Geographically, the highest number of cases was observed in the South region, followed by the Midwest or North Central, West, and Northeast regions. This regional disparity in the incidence of laryngeal cancer may be attributed to variations in risk factors, access to healthcare services, socioeconomic disparities, and environmental exposures. Nonetheless, future research is warranted to delineate the underlying risk factors for this observation.
Another notable finding is the significant positive correlation among Asian or Pacific Islander individuals, indicating an increasing trend in laryngeal cancer cases within this racial group. This observation highlights the need for further investigation into potential cultural, genetic, and environmental factors that may contribute to the rising incidence of laryngeal cancer among Asian or Pacific Islander populations. Khosla et al. discovered that individuals from Asian diasporas have a higher risk of developing certain types of head and neck SCCs (HNSCCs) [22].
In a recent study, authors also found that South Asian individuals had a higher rate of head and neck cancer (HNC) diagnosis.

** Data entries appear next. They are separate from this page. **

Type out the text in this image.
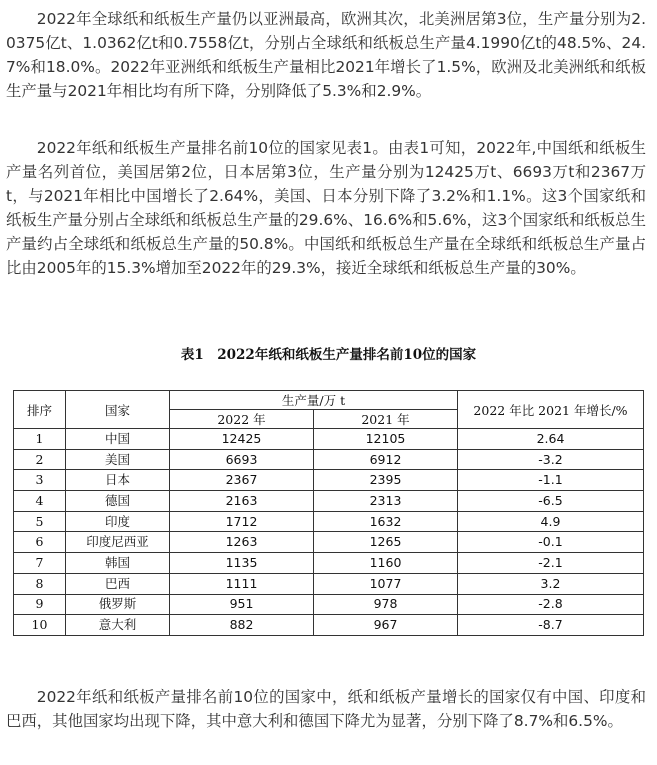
2022年全球纸和纸板生产量仍以亚洲最高，欧洲其次，北美洲居第3位，生产量分别为2.0375亿t、1.0362亿t和0.7558亿t，分别占全球纸和纸板总生产量4.1990亿t的48.5%、24.7%和18.0%。2022年亚洲纸和纸板生产量相比2021年增长了1.5%，欧洲及北美洲纸和纸板生产量与2021年相比均有所下降，分别降低了5.3%和2.9%。

2022年纸和纸板生产量排名前10位的国家见表1。由表1可知，2022年,中国纸和纸板生产量名列首位，美国居第2位，日本居第3位，生产量分别为12425万t、6693万t和2367万t，与2021年相比中国增长了2.64%，美国、日本分别下降了3.2%和1.1%。这3个国家纸和纸板生产量分别占全球纸和纸板总生产量的29.6%、16.6%和5.6%，这3个国家纸和纸板总生产量约占全球纸和纸板总生产量的50.8%。中国纸和纸板总生产量在全球纸和纸板总生产量占比由2005年的15.3%增加至2022年的29.3%，接近全球纸和纸板总生产量的30%。

表1　2022年纸和纸板生产量排名前10位的国家
排序	国家	生产量/万 t		2022 年比 2021 年增长/%
		2022 年	2021 年	
1	中国	12425	12105	2.64
2	美国	6693	6912	-3.2
3	日本	2367	2395	-1.1
4	德国	2163	2313	-6.5
5	印度	1712	1632	4.9
6	印度尼西亚	1263	1265	-0.1
7	韩国	1135	1160	-2.1
8	巴西	1111	1077	3.2
9	俄罗斯	951	978	-2.8
10	意大利	882	967	-8.7

2022年纸和纸板产量排名前10位的国家中，纸和纸板产量增长的国家仅有中国、印度和巴西，其他国家均出现下降，其中意大利和德国下降尤为显著，分别下降了8.7%和6.5%。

After adjusting for various factors, the hazard ratio (HR) for HNC diagnosis among South Asian individuals was 1.29 (95% CI: 1.14-1.45) [23]. The rising trend in the number of laryngeal cancer cases among Asian or Pacific individuals can be linked to the growing presence of this racial group within the American population [24].
This study has several limitations that should be considered when interpreting the results. First, the use of data from the NIS database introduces potential limitations related to data accuracy and completeness, as some demographic features were missing. The coding practices and documentation in the original hospital records may vary, leading to possible coding errors or misclassification of cases. This could impact the validity of the findings and limit the generalizability of the results to other populations or healthcare settings. Second, the study focused on laryngeal cancer cases within a specific time frame (2016-2019), which may not capture long-term trends or changes in the incidence and characteristics of the disease. A longer observation period would provide a more comprehensive understanding of the temporal patterns and allow for the assessment of any emerging trends or variations over time. Lastly, the analysis was limited to the variables available in the NIS database. Important factors that could influence laryngeal cancer incidence, such as lifestyle factors, occupational exposures, and genetic predisposition, were not considered. The absence of these variables may limit the ability to fully explore the complex factors contributing to laryngeal cancer trends.
Conclusions
Notable trends were identified in demographic parameters, including an increase in cases treated in urban teaching hospitals, in the South region, and among Asian or Pacific Islander individuals and older age groups. These trends call for further investigation into the underlying factors influencing these patterns. Despite the limitations, the findings of this study have implications for healthcare planning, resource allocation, and the development of targeted interventions to improve prevention, early detection, and treatment strategies for laryngeal cancer.